Frequently Asked Questions
How much value does a kitchen extension actually add?
On a £600,000 terraced house in Dulwich we estimated around £72,000 in uplift from a rear kitchen extension — that's the 12% figure the calculator uses, capped so it doesn't run wild on high-value properties. In practice I've seen buyers pay £50,000 to £80,000 more for a property with a done extension versus one that still has the galley kitchen. The real driver isn't the square footage alone, it's the open-plan kitchen-diner that London buyers expect. A basic rear extension at £65,000-£75,000 all-in will typically add more than it costs in south London. Dulwich, Clapham, and Battersea tend to return more than Croydon or Catford because the buyer pool is larger and they value spec more.
Is a loft conversion a better investment than a kitchen extension?
Depends on your starting point. If you're already a four-bed house, another bedroom from a loft adds less than it does to a three-bed, where the jump from three to four beds is significant. I did a loft on a three-bed semi in Streatham last year — £55,000 build, added a bedroom and en-suite, and the owner got three offers over asking. That's not a coincidence. The 18% uplift figure in this calculator is a realistic ceiling for that kind of conversion. Kitchen extensions add lifestyle value to buyers who work from home or have young kids. Lofts add bedroom count, which has a direct effect on Rightmove search filters. Both can outperform the cost — it depends what the house is missing.

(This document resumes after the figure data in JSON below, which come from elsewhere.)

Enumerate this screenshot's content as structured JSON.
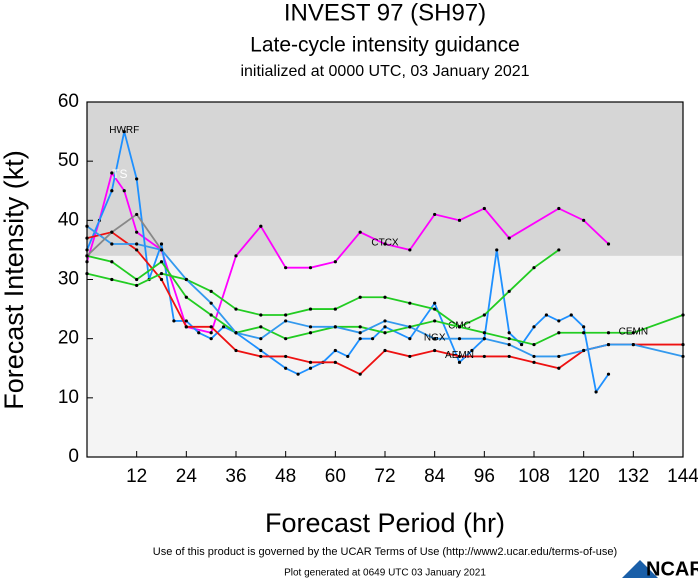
{
  "chart_data": {
    "type": "line",
    "title": "INVEST 97 (SH97)",
    "subtitle": "Late-cycle intensity guidance",
    "initialized": "initialized at 0000 UTC, 03 January 2021",
    "x_label": "Forecast Period (hr)",
    "y_label": "Forecast Intensity (kt)",
    "annotation": "TS",
    "shade_from": 34,
    "xlim": [
      0,
      144
    ],
    "xticks": [
      12,
      24,
      36,
      48,
      60,
      72,
      84,
      96,
      108,
      120,
      132,
      144
    ],
    "ylim": [
      0,
      60
    ],
    "yticks": [
      0,
      10,
      20,
      30,
      40,
      50,
      60
    ],
    "series": [
      {
        "name": "CTCX",
        "color": "#ff00ff",
        "x": [
          0,
          3,
          6,
          9,
          12,
          18,
          24,
          30,
          36,
          42,
          48,
          54,
          60,
          66,
          72,
          78,
          84,
          90,
          96,
          102,
          114,
          120,
          126
        ],
        "values": [
          33,
          40,
          48,
          45,
          38,
          35,
          22,
          21,
          34,
          39,
          32,
          32,
          33,
          38,
          36,
          35,
          41,
          40,
          42,
          37,
          42,
          40,
          36
        ]
      },
      {
        "name": "HWRF",
        "color": "#1e90ff",
        "x": [
          0,
          6,
          9,
          12,
          15,
          18,
          21,
          24,
          27,
          30,
          33,
          36,
          42,
          48,
          51,
          54,
          57,
          60,
          63,
          66,
          69,
          72,
          78,
          84,
          90,
          93,
          96,
          99,
          102,
          105,
          108,
          111,
          114,
          117,
          120,
          123,
          126
        ],
        "values": [
          35,
          45,
          55,
          47,
          30,
          36,
          23,
          23,
          21,
          20,
          22,
          21,
          18,
          15,
          14,
          15,
          16,
          18,
          17,
          20,
          20,
          22,
          20,
          26,
          16,
          18,
          20,
          35,
          21,
          19,
          22,
          24,
          23,
          24,
          22,
          11,
          14
        ]
      },
      {
        "name": "AEMN",
        "color": "#ee1111",
        "x": [
          0,
          6,
          12,
          18,
          24,
          30,
          36,
          42,
          48,
          54,
          60,
          66,
          72,
          78,
          84,
          90,
          96,
          102,
          108,
          114,
          120,
          126,
          132,
          144
        ],
        "values": [
          37,
          38,
          35,
          30,
          22,
          22,
          18,
          17,
          17,
          16,
          16,
          14,
          18,
          17,
          18,
          17,
          17,
          17,
          16,
          15,
          18,
          19,
          19,
          19
        ]
      },
      {
        "name": "CMC",
        "color": "#22cc22",
        "x": [
          0,
          6,
          12,
          18,
          24,
          30,
          36,
          42,
          48,
          54,
          60,
          66,
          72,
          78,
          84,
          90,
          96,
          102,
          108,
          114
        ],
        "values": [
          31,
          30,
          29,
          31,
          30,
          28,
          25,
          24,
          24,
          25,
          25,
          27,
          27,
          26,
          25,
          22,
          24,
          28,
          32,
          35
        ]
      },
      {
        "name": "CEMN",
        "color": "#22cc22",
        "x": [
          0,
          6,
          12,
          18,
          24,
          30,
          36,
          42,
          48,
          54,
          60,
          66,
          72,
          78,
          84,
          90,
          96,
          102,
          108,
          114,
          120,
          126,
          132,
          144
        ],
        "values": [
          34,
          33,
          30,
          33,
          27,
          24,
          21,
          22,
          20,
          21,
          22,
          22,
          21,
          22,
          23,
          22,
          21,
          20,
          19,
          21,
          21,
          21,
          21,
          24
        ]
      },
      {
        "name": "NGX",
        "color": "#3399ee",
        "x": [
          0,
          6,
          12,
          18,
          24,
          30,
          36,
          42,
          48,
          54,
          60,
          66,
          72,
          78,
          84,
          90,
          96,
          102,
          108,
          114,
          120,
          126,
          132,
          144
        ],
        "values": [
          39,
          36,
          36,
          35,
          30,
          26,
          21,
          20,
          23,
          22,
          22,
          21,
          23,
          22,
          20,
          20,
          20,
          19,
          17,
          17,
          18,
          19,
          19,
          17
        ]
      },
      {
        "color": "#888888",
        "x": [
          0,
          6,
          12,
          18
        ],
        "values": [
          34,
          38,
          41,
          35
        ]
      }
    ]
  },
  "footer": {
    "terms": "Use of this product is governed by the UCAR Terms of Use (http://www2.ucar.edu/terms-of-use)",
    "generated": "Plot generated at 0649 UTC   03 January 2021",
    "logo": "NCAR"
  }
}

How accurate are these estimates?
Directionally right, not precisely right. The percentages come from Land Registry transaction data and estate agent analysis for south London boroughs, not random figures. But a £900,000 house in Kensington won't respond to a new kitchen the same way a £450,000 terrace in Lewisham does — hence the caps. The borough multiplier adjusts the uplift up or down based on where demand sits. What this tool won't capture is a property in poor condition where the uplift will be higher because the baseline is low, or a property that's already been extensively done where each additional improvement adds less. Use this as a starting figure, then talk to an agent who knows your specific street.